Лени еще не была готова признать злодеяния Гитлера как с самого начала присущую ему составляющую часть его натуры — иначе ей пришлось бы признать и то, что она сама была введена в заблуждение. Вместо этого она предпочла толковать это как его очевидную шизофрению. Но и при таком положении дел она по-прежнему предпочитала верить, что фюрер был в контакте со своим народом в первые годы своего правления и впитал его чаяния и любовь как позитивный заряд, желая только лучшего для фатерлянда. Только когда его великие планы провалились и победа выскользнула из его цепких рук, он и стал «духовно анемичным и совершенно бесчеловечным».
По мере продолжения допросов Лени поняла: те, кто взял ее в плен, делают свою работу на совесть. Было похоже на то, что они знали о ней больше, чем она знала сама о себе. Правда, обращались с ней сносно и иногда даже приглашали на чашку чаю с комендантом и его офицерами. 3 июня 1945 г. она была «отпущена без особого определения», причем ей было объявлено, что документ о реабилитации будет иметь одинаковую силу во всех оккупационных зонах.
Тем временем Петер нашел работу водителем у одного американского майора, которого они очень скоро признали другом семьи и который вскоре помог Лени вытребовать материалы «Олимпии» у Шнеебергеров.
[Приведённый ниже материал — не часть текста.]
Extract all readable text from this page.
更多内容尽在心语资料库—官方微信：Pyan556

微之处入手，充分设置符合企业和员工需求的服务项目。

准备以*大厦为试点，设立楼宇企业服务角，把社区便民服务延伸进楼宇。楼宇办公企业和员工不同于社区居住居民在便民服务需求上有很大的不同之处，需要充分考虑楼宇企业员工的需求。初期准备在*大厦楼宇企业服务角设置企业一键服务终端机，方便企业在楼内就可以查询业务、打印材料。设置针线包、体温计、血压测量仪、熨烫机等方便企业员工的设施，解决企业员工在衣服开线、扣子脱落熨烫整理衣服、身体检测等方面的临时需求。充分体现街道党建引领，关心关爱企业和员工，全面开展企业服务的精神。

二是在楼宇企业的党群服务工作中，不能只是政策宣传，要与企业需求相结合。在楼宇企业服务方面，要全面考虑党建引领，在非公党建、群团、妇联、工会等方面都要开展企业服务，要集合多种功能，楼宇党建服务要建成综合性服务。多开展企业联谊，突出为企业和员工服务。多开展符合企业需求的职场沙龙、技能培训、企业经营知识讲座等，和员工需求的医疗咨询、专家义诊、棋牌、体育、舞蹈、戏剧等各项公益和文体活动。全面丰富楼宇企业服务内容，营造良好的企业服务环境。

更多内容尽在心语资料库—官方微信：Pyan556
Ей с семейством было разрешено вернуться в ее шале в Китцбюхеле, где она предприняла попытку возобновления работы над «Долиной». Но этот спокойный период внезапно закончился, когда американцы получили приказ уйти из Тироля, передав его под юрисдикцию французов. Рифеншталь долго размышляла, не перебазироваться ли со всем киноматериалом в новую американскую зону. Как показало дальнейшее развитие событий, это был бы самый верный ход. Но она предпочла остаться — у нее были теплые воспоминания о французах и о том, какую высокую оценку дали они ее двум великим предвоенным документальным фильмам. Французы — художественные натуры, ее друзья; какие же от них могут быть неприятности? Но тем не менее, несмотря на бумаги, выданные ей американцами, она снова подверглась аресту; на сей раз обращение было куда суровее, а допросы жестче. Отдельно подвергся аресту также и Петер. Как и всегда, когда Лени оказывалась в тяжелых обстоятельствах, ее здоровье пошатнулось, снова стали мучить почечные колики. Прошло несколько недель, прежде чем она, больная и надломленная, была отпущена к Петеру, уже находившемуся под домашним арестом в Китцбюхеле. Французский комендант майор Гийонне был удовлетворен тем, что Рифеншталь — всего лишь «увядающая третьеразрядная киноактриса».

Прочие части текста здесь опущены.